Two of the pieces collected in the next generation show the great difference possible in Lessons. A version (1969; in Arcangeli et al. 1987) offered by the retired sacristan of the (until 1945) Italian-language church of Barbana in eastern Istria (then Yugoslavia, now Croatia) essentially offers the standard chant version, although at the repetition of the refrain the singer switches into Croatian (!) from Latin (ex. 4). On the other hand, the version sung by a member of the (musically still active) arch-confraternity of the Holy Crucifix in Sessa Arunca (near Naples) in 1983 is accompanied by harmonium, starts like the chant formula, but ends in a 19th-century operatic flourish (ex. 5). The Holy Week practice of this confraternity (which has been entrepreneurial enough to purchase the Internet domain settimanasanta.com [!]) recreates the entire service of Tenebrae, with its lights going out, items from Lauds, and not least the Miserere, all sung by confraternity members. Here, the Office is a public event, but performed by the confraternity members in the presence of a priest, with Jeremiah’s words given to a soloist, and polyphonic formulae for other items of the Office.

As noted, in the polyphonic repertories of central Sicily and Sardinia, the emphasis on the Miserere is unavoidable. The plethora of Miserere formulae in the repertory of the tenores in the Sardinian town of Castelsardo—some four of them, sung on various days of the Week and in procession during the Triduum—has been extensively analyzed (Lortat-Jacob 1995). In other sites, for all the variety of song in Holy Week—e.g. in the Sicilian hill town of Montedoro—there seems to be little recreation (or tradition) of the entire liturgical rite (Macchiarella 1986).

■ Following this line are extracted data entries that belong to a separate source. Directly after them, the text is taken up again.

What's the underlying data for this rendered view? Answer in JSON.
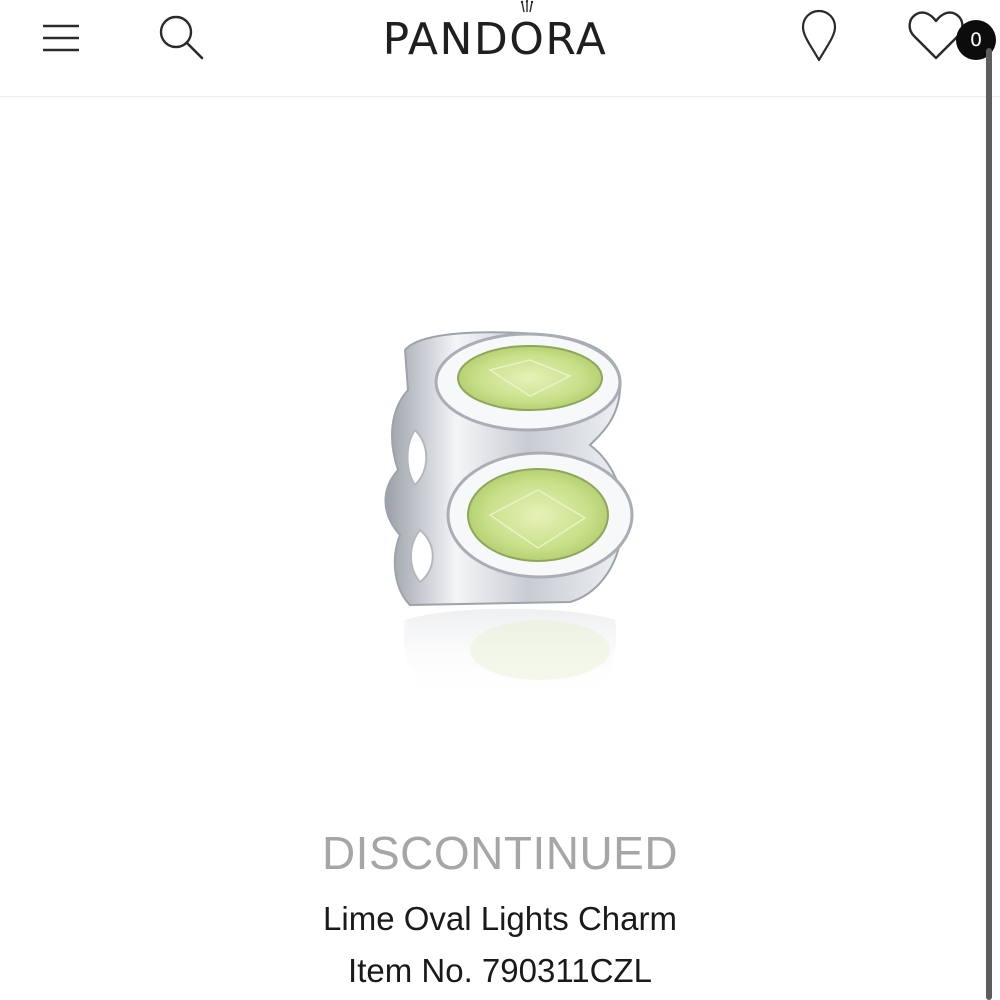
{
  "header": {
    "brand": "PANDORA",
    "icons": {
      "menu": "hamburger-menu-icon",
      "search": "search-icon",
      "store": "location-pin-icon",
      "wishlist": "heart-icon"
    },
    "wishlist_count": "0"
  },
  "product": {
    "status": "DISCONTINUED",
    "name": "Lime Oval Lights Charm",
    "item_number": "Item No. 790311CZL",
    "stone_color": "#c9e08a",
    "metal_color": "#e4e6ea"
  },
  "colors": {
    "text": "#1a1a1a",
    "status_text": "#a6a6a6",
    "badge_bg": "#0c0c0c"
  }
}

However, the use of Triduum texts is interesting: in Castelsardo, the opening of a Responsory for liturgical Thursday (sung in practice on Wednesday afternoon), Eram quasi agnus is sung polyphonically, not during an afternoon procession or service, but quite widely throughout the year at the Offertory or the Agnus Dei of Mass. Here the link seems to be textual, as the “lamb” of the Responsory was transferred at some point to either the Host (Offertory) or to the singing of the “Lamb of God” as preparation for Communion at Mass. In either case, it would be hard to find a relation between the polyphonic realization of the text in Castelsardo and the widespread chant tradition of the Responsory (ex. 6). In Montedoro, a single polyvalent verse—“O vos omnes”—used variously as a Lamentations verse, the beginning of a Responsory, and as an antiphon, forms part of the polyphonic repertory of the Week, although again its formula seems to have little to do with any chant model (ex. 7).

4.Back to the past

Looking at the whole modern ethnography of Holy Week in connection to the historical evidence, a number of issues stand out. First is participation and gender. All the examples in oral tradition feature exclusively male singers performing the polyphonic Triduum repertory. Historically, this was a contested issue: there are various prohibitions, in 16th-century Italy, of nuns’ singing the Holy Week Office. But by the 17th century, there is clear evidence (in various curial complaints to Rome) that they did so, in Naples, Rome, and Parma. By the next century, this seems to have spread to female monasteries across southern Italy, and even in the Venetian ospedali familiar from Vivaldi there were pieces for the Week. Some of the exclusion of women from the oral repertories has to do with traditionalism in the towns of southern Italy and the islands, but clearly there is more to get at here.